Team Collaboration Under Pressure: Coordinated multi-service development, resolved merge conflicts, and maintained modular, scalable architecture during a tight hackathon timeline.

Practical Security Impact: Transformed abstract prompt-level security principles into a deployable tool that organizations can use to prevent real-world AI exploits.

What we learned

Authentication & Security Practices: Implementing JWT, bcrypt, and strict authorization taught us how to balance security with usability in a multi-user environment.

System Architecture: Designing a decoupled, asynchronous system using a worker + queue pattern taught us how to scale services while keeping the UI responsive.

APIs & Agents: We gained experience structuring REST APIs for complex workflows, handling CRUD operations for agents, and integrating Gemini as a cybersecurity expert for automated prompt analysis.

Team Collaboration: Coordinating work on multiple services (frontend, backend, worker) taught us effective Git strategies, merge conflict resolution, and the importance of modular, loosely-coupled code.

What's next for AgentGuard

We plan to extend AgentGuard as an ADK-integrated security module that hooks into AI agents at runtime.

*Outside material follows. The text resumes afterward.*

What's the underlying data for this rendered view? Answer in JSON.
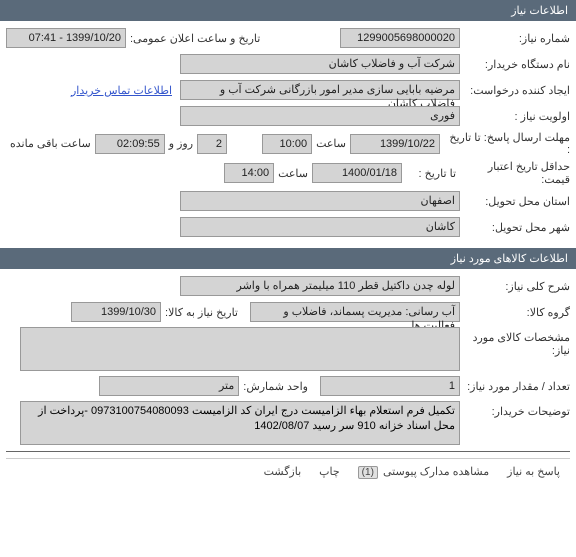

Every prompt is automatically scanned for injection, role-switching, and data-exfiltration risks before execution, with real-time remediation applied when needed. Agents log all decisions to a central dashboard, enabling continuous monitoring and self-hardening across deployments. This approach prevents “Confused Deputy” exploits proactively, reduces manual security reviews, and scales seamlessly across large fleets of AI agents.